Why does water bead up better on a well waxed car?
(Lansing State Journal, August 10, 1994)



Water is a polar molecule, composed of two hydrogen atoms bonded to a single oxygen atom.  Water molecules like to stick to one another, like small magnets.  This is called cohesion.

Water molecules also can be attracted to other substances, such as metal or dirt, especially if they have some static charge on them.  This is called adhesion.

Lastly, some substances are not at all attracted to water, and even repel it.  These include oils, fats and waxes; all of which are called non-polar substances.

When water falls on an unwaxed car, the forces of adhesion are almost as strong as the forces of cohesion, and the water spreads out.  Furthermore, if the painted surface is not perfectly smooth, water can be channeled for some distance along tiny ridges and valleys.  This is particularly true if there is dirt on the car.  The dirt itself may be charged, and attract water even more.  These tiny flaws may not be readily visible without a magnifying glass, but you can sense a rough surface when you run your hand over it.  On such a rough surface, drops of water appear flat and wide and often uneven.

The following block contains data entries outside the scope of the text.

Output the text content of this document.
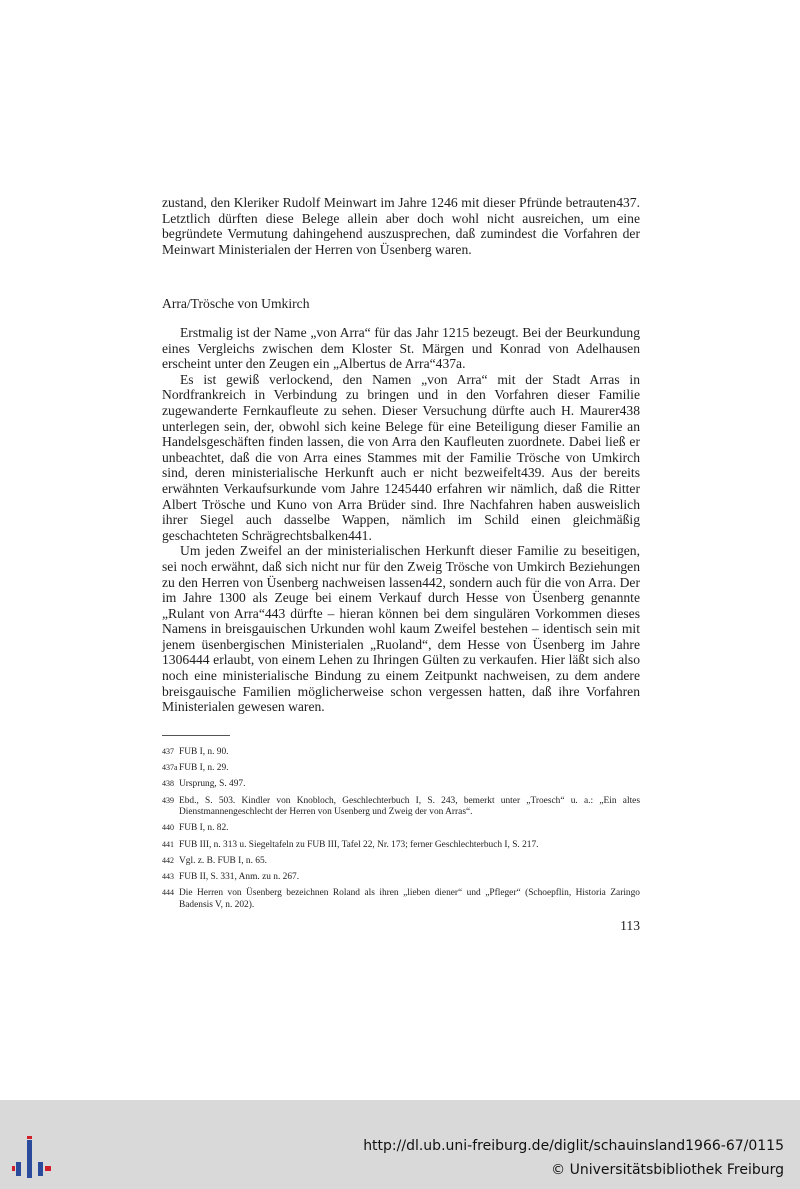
zustand, den Kleriker Rudolf Meinwart im Jahre 1246 mit dieser Pfründe betrauten437. Letztlich dürften diese Belege allein aber doch wohl nicht ausreichen, um eine begründete Vermutung dahingehend auszusprechen, daß zumindest die Vorfahren der Meinwart Ministerialen der Herren von Üsenberg waren.

Arra/Trösche von Umkirch

Erstmalig ist der Name „von Arra“ für das Jahr 1215 bezeugt. Bei der Beurkundung eines Vergleichs zwischen dem Kloster St. Märgen und Konrad von Adelhausen erscheint unter den Zeugen ein „Albertus de Arra“437a.

Es ist gewiß verlockend, den Namen „von Arra“ mit der Stadt Arras in Nordfrankreich in Verbindung zu bringen und in den Vorfahren dieser Familie zugewanderte Fernkaufleute zu sehen. Dieser Versuchung dürfte auch H. Maurer438 unterlegen sein, der, obwohl sich keine Belege für eine Beteiligung dieser Familie an Handelsgeschäften finden lassen, die von Arra den Kaufleuten zuordnete. Dabei ließ er unbeachtet, daß die von Arra eines Stammes mit der Familie Trösche von Umkirch sind, deren ministerialische Herkunft auch er nicht bezweifelt439. Aus der bereits erwähnten Verkaufsurkunde vom Jahre 1245440 erfahren wir nämlich, daß die Ritter Albert Trösche und Kuno von Arra Brüder sind. Ihre Nachfahren haben ausweislich ihrer Siegel auch dasselbe Wappen, nämlich im Schild einen gleichmäßig geschachteten Schrägrechtsbalken441.

Um jeden Zweifel an der ministerialischen Herkunft dieser Familie zu beseitigen, sei noch erwähnt, daß sich nicht nur für den Zweig Trösche von Umkirch Beziehungen zu den Herren von Üsenberg nachweisen lassen442, sondern auch für die von Arra. Der im Jahre 1300 als Zeuge bei einem Verkauf durch Hesse von Üsenberg genannte „Rulant von Arra“443 dürfte – hieran können bei dem singulären Vorkommen dieses Namens in breisgauischen Urkunden wohl kaum Zweifel bestehen – identisch sein mit jenem üsenbergischen Ministerialen „Ruoland“, dem Hesse von Üsenberg im Jahre 1306444 erlaubt, von einem Lehen zu Ihringen Gülten zu verkaufen. Hier läßt sich also noch eine ministerialische Bindung zu einem Zeitpunkt nachweisen, zu dem andere breisgauische Familien möglicherweise schon vergessen hatten, daß ihre Vorfahren Ministerialen gewesen waren.

437 FUB I, n. 90.

437aFUB I, n. 29.

438 Ursprung, S. 497.

439 Ebd., S. 503. Kindler von Knobloch, Geschlechterbuch I, S. 243, bemerkt unter „Troesch“ u. a.: „Ein altes Dienstmannengeschlecht der Herren von Usenberg und Zweig der von Arras“.

440 FUB I, n. 82.

441 FUB III, n. 313 u. Siegeltafeln zu FUB III, Tafel 22, Nr. 173; ferner Geschlechterbuch I, S. 217.

442 Vgl. z. B. FUB I, n. 65.

443 FUB II, S. 331, Anm. zu n. 267.

444 Die Herren von Üsenberg bezeichnen Roland als ihren „lieben diener“ und „Pfleger“ (Schoepflin, Historia Zaringo Badensis V, n. 202).

113
http://dl.ub.uni-freiburg.de/diglit/schauinsland1966-67/0115
© Universitätsbibliothek Freiburg
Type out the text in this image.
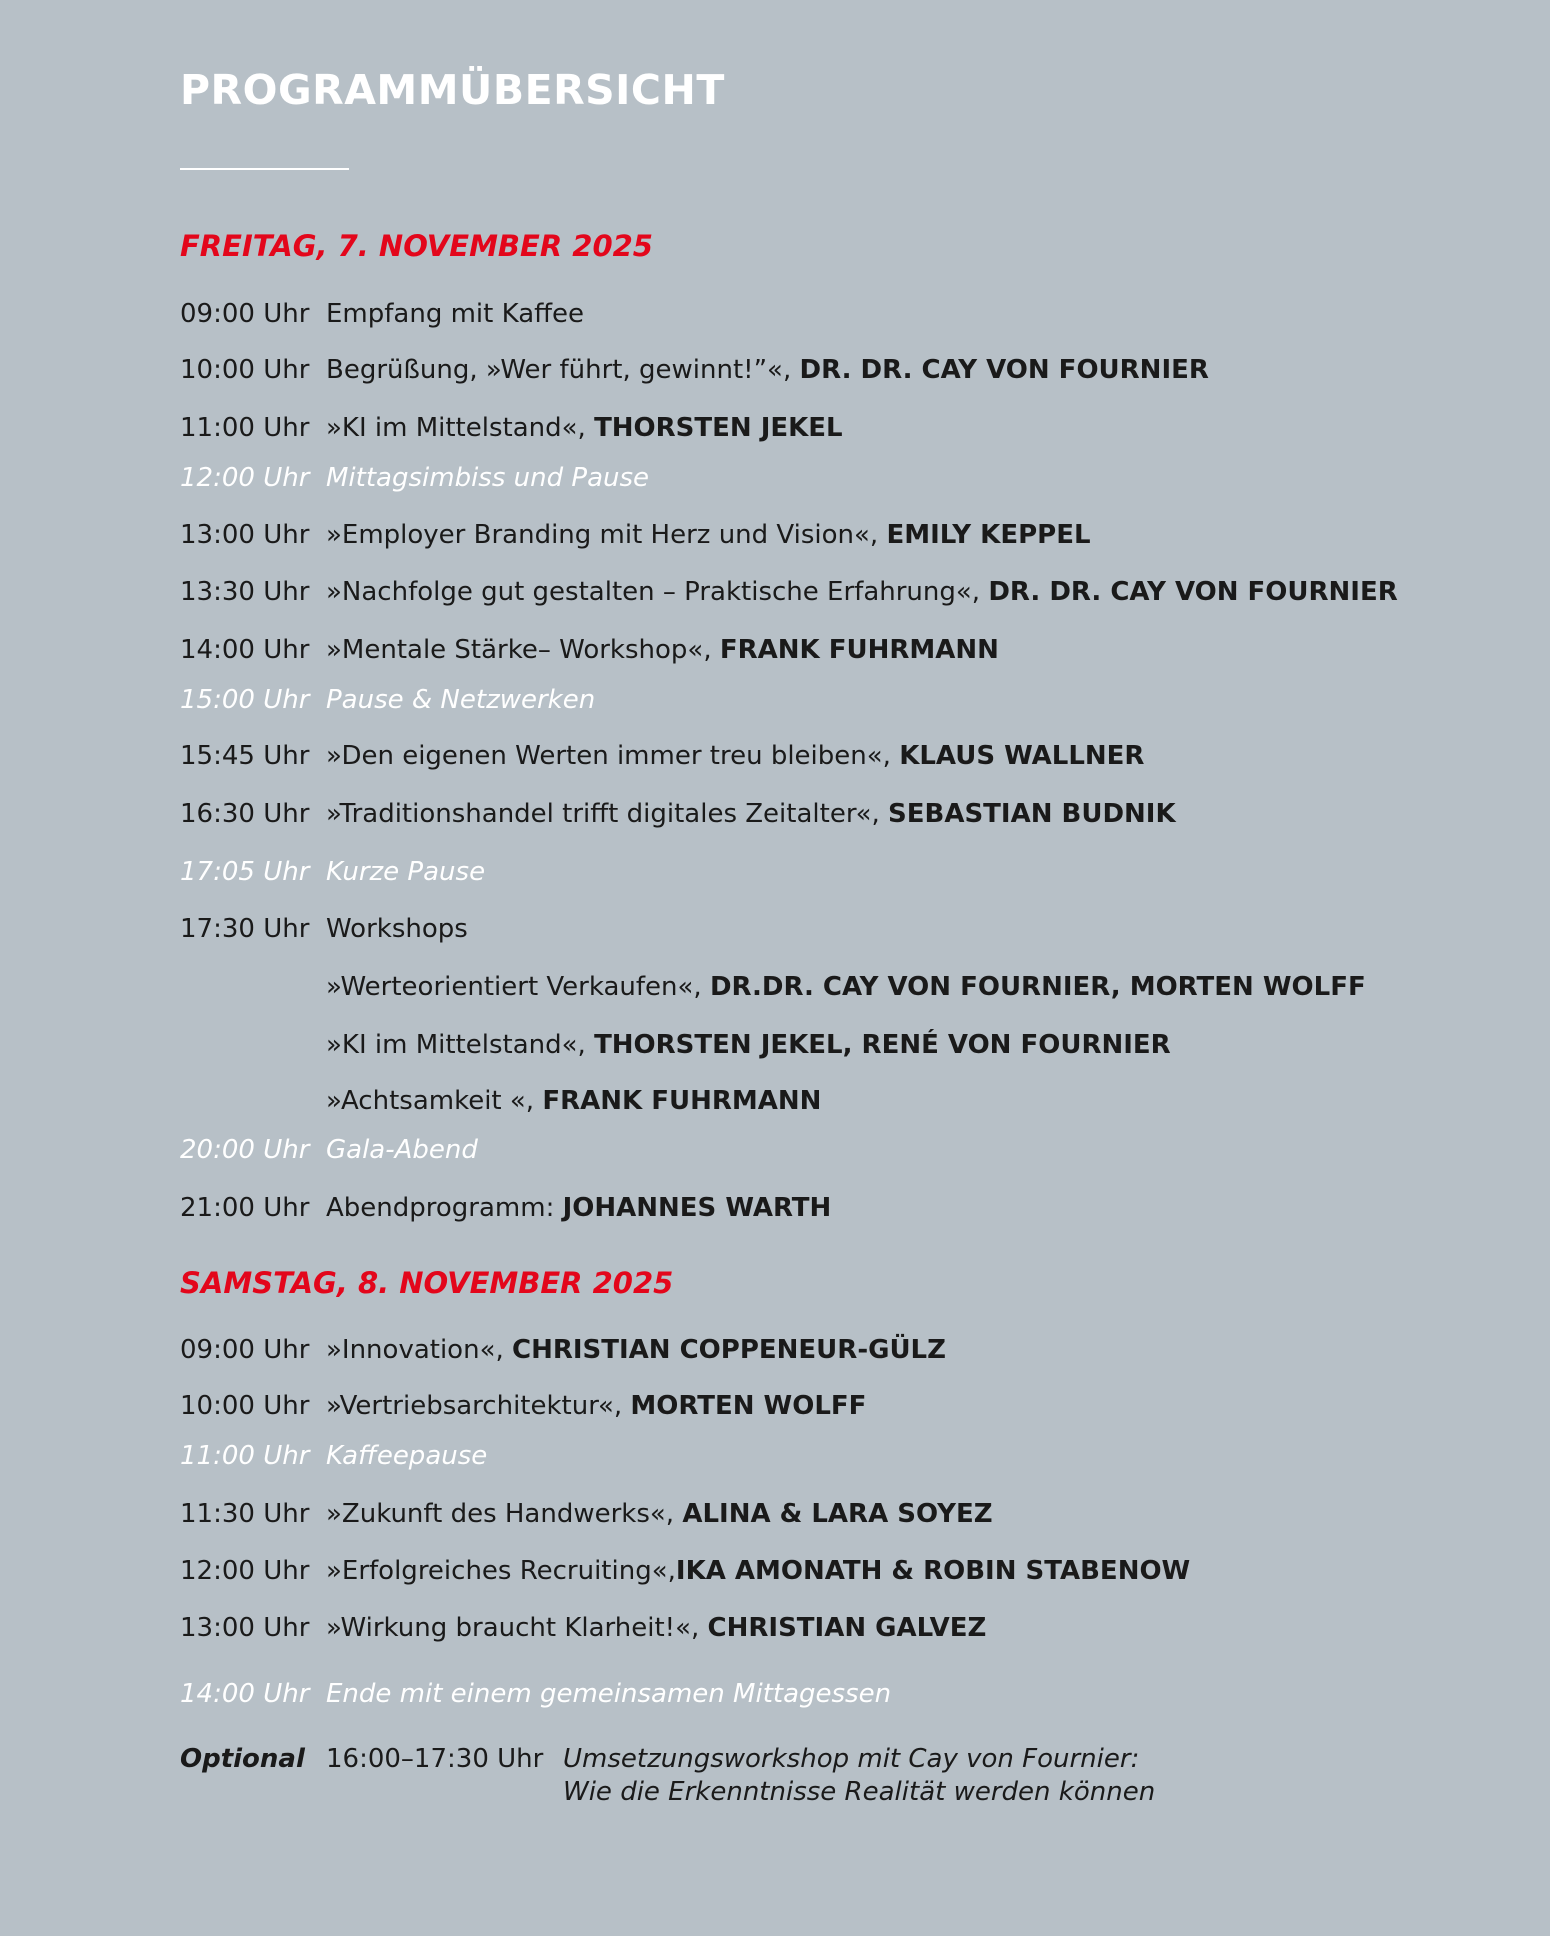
PROGRAMMÜBERSICHT
FREITAG, 7. NOVEMBER 2025
09:00 Uhr Empfang mit Kaffee
10:00 Uhr Begrüßung, »Wer führt, gewinnt!”«, DR. DR. CAY VON FOURNIER
11:00 Uhr »KI im Mittelstand«, THORSTEN JEKEL
12:00 Uhr Mittagsimbiss und Pause
13:00 Uhr »Employer Branding mit Herz und Vision«, EMILY KEPPEL
13:30 Uhr »Nachfolge gut gestalten – Praktische Erfahrung«, DR. DR. CAY VON FOURNIER
14:00 Uhr »Mentale Stärke– Workshop«, FRANK FUHRMANN
15:00 Uhr Pause & Netzwerken
15:45 Uhr »Den eigenen Werten immer treu bleiben«, KLAUS WALLNER
16:30 Uhr »Traditionshandel trifft digitales Zeitalter«, SEBASTIAN BUDNIK
17:05 Uhr Kurze Pause
17:30 Uhr Workshops
»Werteorientiert Verkaufen«, DR.DR. CAY VON FOURNIER, MORTEN WOLFF
»KI im Mittelstand«, THORSTEN JEKEL, RENÉ VON FOURNIER
»Achtsamkeit «, FRANK FUHRMANN
20:00 Uhr Gala-Abend
21:00 Uhr Abendprogramm: JOHANNES WARTH
SAMSTAG, 8. NOVEMBER 2025
09:00 Uhr »Innovation«, CHRISTIAN COPPENEUR-GÜLZ
10:00 Uhr »Vertriebsarchitektur«, MORTEN WOLFF
11:00 Uhr Kaffeepause
11:30 Uhr »Zukunft des Handwerks«, ALINA & LARA SOYEZ
12:00 Uhr »Erfolgreiches Recruiting«,IKA AMONATH & ROBIN STABENOW
13:00 Uhr »Wirkung braucht Klarheit!«, CHRISTIAN GALVEZ
14:00 Uhr Ende mit einem gemeinsamen Mittagessen
Optional 16:00–17:30 Uhr Umsetzungsworkshop mit Cay von Fournier:
Wie die Erkenntnisse Realität werden können
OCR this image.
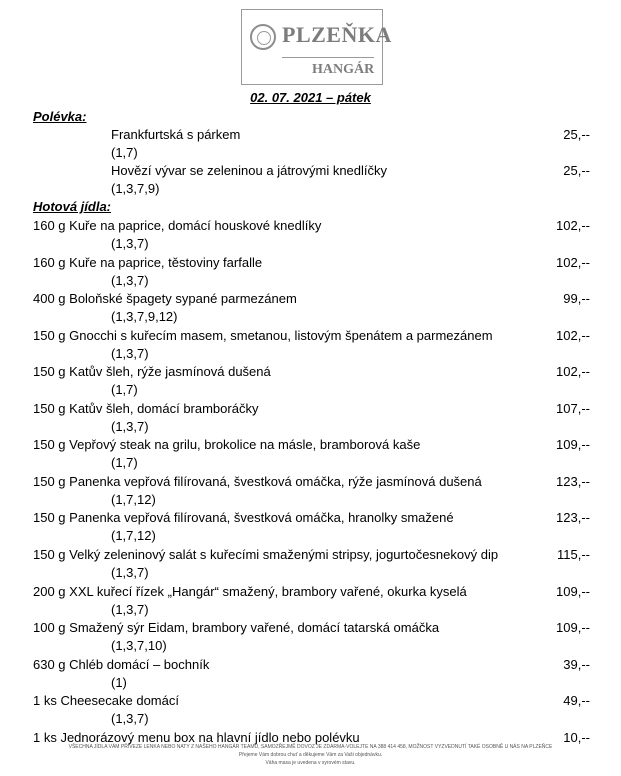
PLZEŇKA
HANGÁR
02. 07. 2021 – pátek
Polévka:
Frankfurtská s párkem	25,--
(1,7)
Hovězí vývar se zeleninou a játrovými knedlíčky	25,--
(1,3,7,9)
Hotová jídla:
160 g Kuře na paprice, domácí houskové knedlíky	102,--
(1,3,7)
160 g Kuře na paprice, těstoviny farfalle	102,--
(1,3,7)
400 g Boloňské špagety sypané parmezánem	99,--
(1,3,7,9,12)
150 g Gnocchi s kuřecím masem, smetanou, listovým špenátem a parmezánem	102,--
(1,3,7)
150 g Katův šleh, rýže jasmínová dušená	102,--
(1,7)
150 g Katův šleh, domácí bramboráčky	107,--
(1,3,7)
150 g Vepřový steak na grilu, brokolice na másle, bramborová kaše	109,--
(1,7)
150 g Panenka vepřová filírovaná, švestková omáčka, rýže jasmínová dušená	123,--
(1,7,12)
150 g Panenka vepřová filírovaná, švestková omáčka, hranolky smažené	123,--
(1,7,12)
150 g Velký zeleninový salát s kuřecími smaženými stripsy, jogurtočesnekový dip	115,--
(1,3,7)
200 g XXL kuřecí řízek „Hangár“ smažený, brambory vařené, okurka kyselá	109,--
(1,3,7)
100 g Smažený sýr Eidam, brambory vařené, domácí tatarská omáčka	109,--
(1,3,7,10)
630 g Chléb domácí – bochník	39,--
(1)
1 ks Cheesecake domácí	49,--
(1,3,7)
1 ks Jednorázový menu box na hlavní jídlo nebo polévku	10,--
VŠECHNA JÍDLA VÁM PŘIVEZE LENKA NEBO NATY Z NAŠEHO HANGÁR TEAMU, SAMOZŘEJMĚ DOVOZ JE ZDARMA-VOLEJTE NA 388 414 458, MOŽNOST VYZVEDNUTÍ TAKÉ OSOBNĚ U NÁS NA PLZEŇCE
Přejeme Vám dobrou chuť a děkujeme Vám za Vaši objednávku.
Váha masa je uvedena v syrovém stavu.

Car wax, when applied properly to a clean car, fills in the larger scratches and layers the whole car.  The chemical structure of the wax prevents water from penetrating to the surface of the car.  Because the wax itself is hydrophobic (literally "fears water"), the forces of adhesion are much less than the forces of cohesion.  So, water is more likely to stick to itself, and water beads up higher and rounder than on an unwaxed car.